Tuesday, January 29, 2013

In memory of Ross Spark (1954-2013)

Another tragic death. Another one gone far too early.

Over the weekend I was shocked and saddened to hear of the early death of my good mate, friend and esteemed professional colleague Ross Spark, who was Head of School and Professor of Public Health, Tropical Medicine and Reahabilitation Sciences at James Cook University in North Queensland.

Ross died in hospital in Cairns on Sunday after suffering massive strokes on Friday evening and Saturday.

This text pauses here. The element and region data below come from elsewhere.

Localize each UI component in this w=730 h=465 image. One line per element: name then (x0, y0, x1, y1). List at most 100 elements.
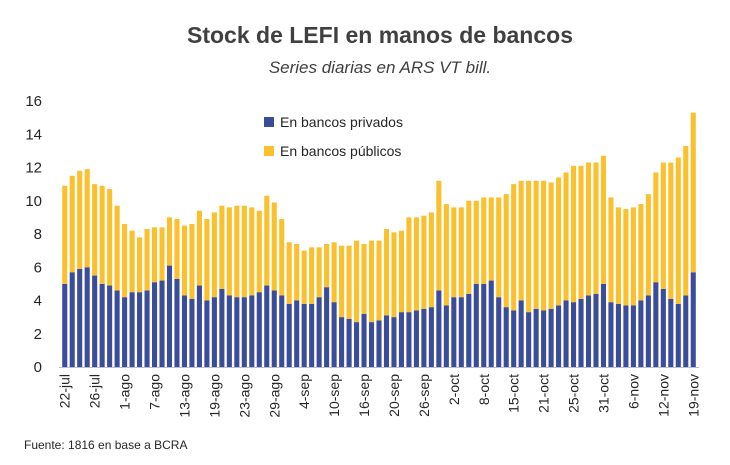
bar-segment-privados (189, 298, 195, 367)
bar-segment-privados (137, 292, 143, 367)
x-tick-label: 23-ago (236, 374, 252, 418)
bar-segment-publicos (84, 169, 90, 268)
bar-segment-publicos (481, 197, 487, 284)
bar-segment-publicos (578, 165, 584, 299)
bar-segment-privados (638, 300, 644, 367)
bar-segment-publicos (645, 194, 651, 296)
bar-segment-publicos (585, 162, 592, 296)
bar-segment-publicos (99, 185, 105, 284)
bar-segment-privados (571, 302, 577, 367)
x-tick-label: 26-jul (87, 374, 103, 408)
x-tick-label: 16-sep (356, 374, 372, 417)
chart-title: Stock de LEFI en manos de bancos (187, 22, 573, 48)
bar-segment-privados (413, 310, 419, 367)
x-tick-label: 29-ago (266, 374, 282, 418)
bar-segment-publicos (690, 112, 696, 273)
bar-segment-privados (608, 302, 614, 367)
y-tick-label: 12 (25, 160, 42, 177)
x-tick-label: 1-ago (117, 374, 133, 410)
bar-segment-privados (316, 297, 322, 368)
bar-segment-privados (600, 283, 607, 368)
bar-segment-publicos (541, 180, 547, 311)
bar-segment-publicos (264, 195, 270, 286)
bar-segment-privados (279, 295, 285, 367)
bar-segment-privados (398, 312, 404, 367)
bar-segment-privados (62, 283, 68, 368)
x-tick-label: 22-jul (57, 374, 73, 408)
bar-segment-publicos (511, 184, 517, 311)
bar-segment-publicos (548, 182, 554, 309)
bar-segment-publicos (496, 197, 502, 298)
bar-segment-privados (548, 308, 554, 367)
bar-segment-publicos (279, 219, 285, 296)
bar-segment-publicos (122, 224, 128, 298)
bar-segment-privados (346, 318, 352, 367)
bar-segment-privados (406, 312, 412, 367)
y-tick-label: 8 (34, 226, 42, 243)
bar-segment-publicos (294, 243, 300, 301)
bar-segment-publicos (309, 247, 315, 304)
bar-segment-privados (271, 290, 277, 367)
bar-segment-privados (466, 293, 472, 367)
x-tick-label: 13-ago (176, 374, 192, 418)
bar-segment-publicos (503, 194, 509, 308)
bar-segment-publicos (683, 145, 689, 296)
bar-segment-publicos (406, 217, 412, 313)
bar-segment-publicos (92, 184, 98, 276)
bar-segment-privados (443, 305, 449, 367)
bar-segment-privados (286, 303, 292, 367)
bar-segment-privados (339, 317, 345, 368)
bar-segment-publicos (249, 207, 255, 296)
bar-segment-privados (623, 305, 629, 367)
bar-segment-privados (503, 307, 509, 367)
bar-segment-privados (421, 308, 427, 367)
bar-segment-publicos (62, 185, 68, 284)
legend-swatch-privados (264, 117, 274, 127)
bar-segment-publicos (368, 240, 375, 323)
bar-segment-privados (219, 288, 225, 367)
bar-segment-privados (69, 272, 75, 367)
bar-segment-publicos (526, 180, 532, 313)
bar-segment-publicos (271, 202, 277, 291)
bar-segment-publicos (466, 200, 472, 294)
bar-segment-publicos (600, 155, 607, 284)
bar-segment-publicos (488, 197, 494, 281)
bar-segment-privados (578, 298, 584, 367)
bar-segment-publicos (421, 215, 427, 309)
bar-segment-privados (226, 295, 232, 367)
bar-segment-privados (144, 290, 150, 367)
x-tick-label: 6-nov (625, 374, 641, 409)
bar-segment-privados (181, 295, 187, 367)
bar-segment-publicos (354, 240, 360, 323)
bar-segment-publicos (151, 227, 158, 283)
y-tick-label: 4 (34, 293, 42, 310)
source-note: Fuente: 1816 en base a BCRA (24, 438, 188, 452)
y-axis-ticks: 0 2 4 6 8 10 12 14 16 (25, 93, 42, 376)
bar-segment-privados (122, 297, 128, 368)
bar-segment-publicos (675, 157, 681, 304)
bar-segment-privados (361, 313, 367, 367)
bar-segment-publicos (166, 217, 173, 266)
bar-segment-privados (615, 303, 621, 367)
bar-segment-privados (518, 300, 524, 367)
bar-segment-privados (653, 282, 659, 367)
bar-segment-publicos (398, 230, 404, 313)
bar-segment-publicos (129, 230, 135, 293)
bar-segment-publicos (376, 240, 382, 321)
bar-segment-privados (249, 295, 255, 367)
x-tick-label: 10-sep (326, 374, 342, 417)
bar-segment-publicos (181, 225, 187, 296)
bar-segment-publicos (339, 245, 345, 318)
bar-segment-publicos (608, 197, 614, 303)
bar-segment-publicos (189, 224, 195, 299)
bar-segment-privados (383, 315, 390, 367)
bar-segment-publicos (137, 237, 143, 293)
bar-segment-privados (324, 287, 330, 367)
bar-segment-privados (391, 317, 397, 368)
chart-subtitle: Series diarias en ARS VT bill. (268, 58, 492, 77)
bar-segment-publicos (458, 207, 464, 298)
bar-segment-publicos (623, 209, 629, 306)
bar-segment-privados (473, 283, 479, 368)
x-tick-label: 25-oct (566, 374, 582, 413)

Originally trained as school teacher, Ross had a long and distinguished career in public health and tropical medicine across Northern Australia. He worked in the Kimberley (WA), the Northern Territory and Darwin, North Queensland, Cairns and Brisbane and outside Australian in the Pacific Islands and Vietnam.

I first met Ross in 1983 when he was working for the Queensland Department of Education and I was working for the WA Ministry of Education. Ross subsequently moved to Darwin to run the Northern Territory Government's Health Promotion Unit and pioneered the development of health promotion and public health programs in Aboriginal communities.

Ross moved to Perth in the late 1980's to complete a PhD and teach graduate and post graduate programs in health promotion at Curtin University. He and I shared a house during that time.

Ross's PhD focused on Aboriginal community health promotion in the Kimberley. He then moved to Cairns to run Public and Tropical Health programs and services across Northern Queensland and the Torres Strait Islands for the Queensland Department of Health.

Ross became an expert in public health in tropical settings and moved seamelessly between public health work, academia and overseas consultancies for WHO and the Australian Government. In 2008 he made the fulltime move into academia with an appointment at the Menzies School in Darwin and in 2010 he returned to Cairns to his current position at James Cook University.

Ross also wrote and published books on health promotion and public health, and in the days prior to his death he completed a revised edition of one his most successful books Health Promotion Strategies and Methods.

A memorial service and funeral will be held in Cairns this Friday. I can't get there, but thankfully Ross's many friends  and colleagues here in WA will be  represented by a WA contingent.